「沙羅」


 ともちゃんの声。


「もう!  私にゴミ箱押し付けて! 気持ちはわかるけどさ」


 おどけたように言って見せるともちゃん。


「何、沙羅、泣いてるの?」 

「え?」


 私は知らぬ間に泣いていたようだ。


「えっと、沙羅にはどうでもいいかもしれないけど、葵君、振ったよ、あの子」

「……うん、あの子が泣きながら走って行ったの見た。ともちゃんは葵君が振るのをちゃんと見たんだね」

「うん、見ちゃ悪いかなとも思ったんだけどね……」


 ともちゃんは複雑そうな顔をしてそう言った。


「沙羅、泣いてる割りにすっきりした顔してるけど?」


 ともちゃんが不思議そうに私を見る。


「うん」


 私は一度深呼吸をした。

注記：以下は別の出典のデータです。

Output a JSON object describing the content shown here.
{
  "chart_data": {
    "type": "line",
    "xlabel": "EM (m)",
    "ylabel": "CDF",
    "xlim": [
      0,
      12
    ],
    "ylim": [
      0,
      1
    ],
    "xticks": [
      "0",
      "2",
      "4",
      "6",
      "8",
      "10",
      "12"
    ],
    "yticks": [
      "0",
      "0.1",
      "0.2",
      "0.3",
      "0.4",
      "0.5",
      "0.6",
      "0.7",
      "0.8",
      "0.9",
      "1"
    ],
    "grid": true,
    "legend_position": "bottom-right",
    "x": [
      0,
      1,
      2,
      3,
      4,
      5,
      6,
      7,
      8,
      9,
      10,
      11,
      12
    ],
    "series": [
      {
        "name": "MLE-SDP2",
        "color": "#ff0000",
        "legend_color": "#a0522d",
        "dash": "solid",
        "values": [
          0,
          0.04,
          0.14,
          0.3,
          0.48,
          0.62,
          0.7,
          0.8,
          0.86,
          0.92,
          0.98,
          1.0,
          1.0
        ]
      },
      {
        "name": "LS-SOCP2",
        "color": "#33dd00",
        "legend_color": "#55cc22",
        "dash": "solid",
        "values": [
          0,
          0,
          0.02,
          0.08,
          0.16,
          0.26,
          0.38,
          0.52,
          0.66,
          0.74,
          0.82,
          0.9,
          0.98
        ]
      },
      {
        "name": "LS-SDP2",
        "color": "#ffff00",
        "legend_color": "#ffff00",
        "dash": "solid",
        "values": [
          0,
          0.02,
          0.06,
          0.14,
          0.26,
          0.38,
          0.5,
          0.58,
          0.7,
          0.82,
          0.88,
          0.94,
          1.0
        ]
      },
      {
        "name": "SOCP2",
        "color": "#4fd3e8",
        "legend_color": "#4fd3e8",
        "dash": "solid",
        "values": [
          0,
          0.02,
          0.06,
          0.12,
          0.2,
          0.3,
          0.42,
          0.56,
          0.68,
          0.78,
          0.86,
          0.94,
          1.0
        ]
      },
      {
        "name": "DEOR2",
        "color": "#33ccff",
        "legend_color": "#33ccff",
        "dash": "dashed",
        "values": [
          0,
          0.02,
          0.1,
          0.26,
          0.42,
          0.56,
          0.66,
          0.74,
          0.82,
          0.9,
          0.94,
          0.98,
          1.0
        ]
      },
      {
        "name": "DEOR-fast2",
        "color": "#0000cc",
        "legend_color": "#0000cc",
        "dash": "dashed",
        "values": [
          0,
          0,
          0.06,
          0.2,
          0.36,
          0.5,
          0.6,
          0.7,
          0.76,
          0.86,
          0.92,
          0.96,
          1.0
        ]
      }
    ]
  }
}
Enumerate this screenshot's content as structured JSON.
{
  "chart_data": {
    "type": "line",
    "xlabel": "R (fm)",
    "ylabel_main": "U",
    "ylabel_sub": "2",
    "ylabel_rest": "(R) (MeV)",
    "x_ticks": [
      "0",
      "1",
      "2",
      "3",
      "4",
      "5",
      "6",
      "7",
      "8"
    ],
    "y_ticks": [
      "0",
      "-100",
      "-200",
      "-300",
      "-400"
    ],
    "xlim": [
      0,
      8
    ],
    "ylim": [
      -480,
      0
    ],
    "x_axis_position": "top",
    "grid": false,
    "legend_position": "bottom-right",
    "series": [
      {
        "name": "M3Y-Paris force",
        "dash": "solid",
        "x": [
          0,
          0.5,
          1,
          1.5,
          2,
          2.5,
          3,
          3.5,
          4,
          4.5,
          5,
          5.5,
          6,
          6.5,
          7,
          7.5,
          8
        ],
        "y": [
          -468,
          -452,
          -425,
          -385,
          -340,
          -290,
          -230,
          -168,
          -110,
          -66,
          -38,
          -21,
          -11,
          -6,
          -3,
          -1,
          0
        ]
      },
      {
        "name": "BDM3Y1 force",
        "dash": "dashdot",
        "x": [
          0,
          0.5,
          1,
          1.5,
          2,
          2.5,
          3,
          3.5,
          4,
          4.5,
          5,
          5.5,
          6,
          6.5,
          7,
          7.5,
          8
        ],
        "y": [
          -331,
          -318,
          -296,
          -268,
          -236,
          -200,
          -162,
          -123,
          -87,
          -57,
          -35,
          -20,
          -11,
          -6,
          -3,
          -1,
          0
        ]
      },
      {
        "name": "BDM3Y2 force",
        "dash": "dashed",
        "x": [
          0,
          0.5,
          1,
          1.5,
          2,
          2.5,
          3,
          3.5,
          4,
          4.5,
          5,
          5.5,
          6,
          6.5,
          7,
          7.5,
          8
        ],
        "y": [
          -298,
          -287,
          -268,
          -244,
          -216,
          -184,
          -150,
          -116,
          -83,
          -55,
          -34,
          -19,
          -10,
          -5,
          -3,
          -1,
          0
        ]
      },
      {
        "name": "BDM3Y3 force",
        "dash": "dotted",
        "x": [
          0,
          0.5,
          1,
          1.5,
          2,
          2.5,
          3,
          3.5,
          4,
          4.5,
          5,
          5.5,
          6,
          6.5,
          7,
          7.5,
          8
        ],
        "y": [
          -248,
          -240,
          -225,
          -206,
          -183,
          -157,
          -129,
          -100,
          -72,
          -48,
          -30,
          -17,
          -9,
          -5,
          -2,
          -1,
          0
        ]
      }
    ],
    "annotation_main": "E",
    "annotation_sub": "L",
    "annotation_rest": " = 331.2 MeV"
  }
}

そんな私をともちゃんが真面目な顔になって見た。


「ともちゃん。あのね。ごめん、私、ともちゃんのこと、応援できそうにないや」

「え?」


 驚いたともちゃんの顔。


「私、葵君のこと、諦めるの無理だ。やっとわかったよ」


 私の言葉にともちゃんは久しぶりに晴れやかな笑顔を見せた。


「ふーん。いいんじゃない? じゃあ、私たちはライバルだね」

「うん。そうだね」

「ふふっ」


 ともちゃんが笑う。


「どうしたの?」

「いや、やっぱりなと思って。バカだね、沙羅は。遠回りし過ぎだよ」

「そうだね。ほんと、私、バカだよ」

 ともちゃんはわしゃわしゃと私の頭を撫でた。


「でも、よかったよ。沙羅が自分の気持ちにちゃんと向き合えて。このまま諦めてたらきっとこの先後悔してたよ?」

「本当、そうだね」


 ともちゃんの優しさに胸がじんとする。また涙が溢れた。


「泣き虫沙羅」

「だって、ともちゃん優しいんだもん」

「私はいつだって優しいけど?」

「そうかな?」

「そうだよ!」

「そうだね、うん」


 私とともちゃんは笑い合った。


 葵君を避けるようになって、いつももやもやしていた。それが一気に晴れて、久しぶりに心が軽くなった。

 私はともちゃんに感謝した。

 そして、今の気持ちを大切にしようと思った。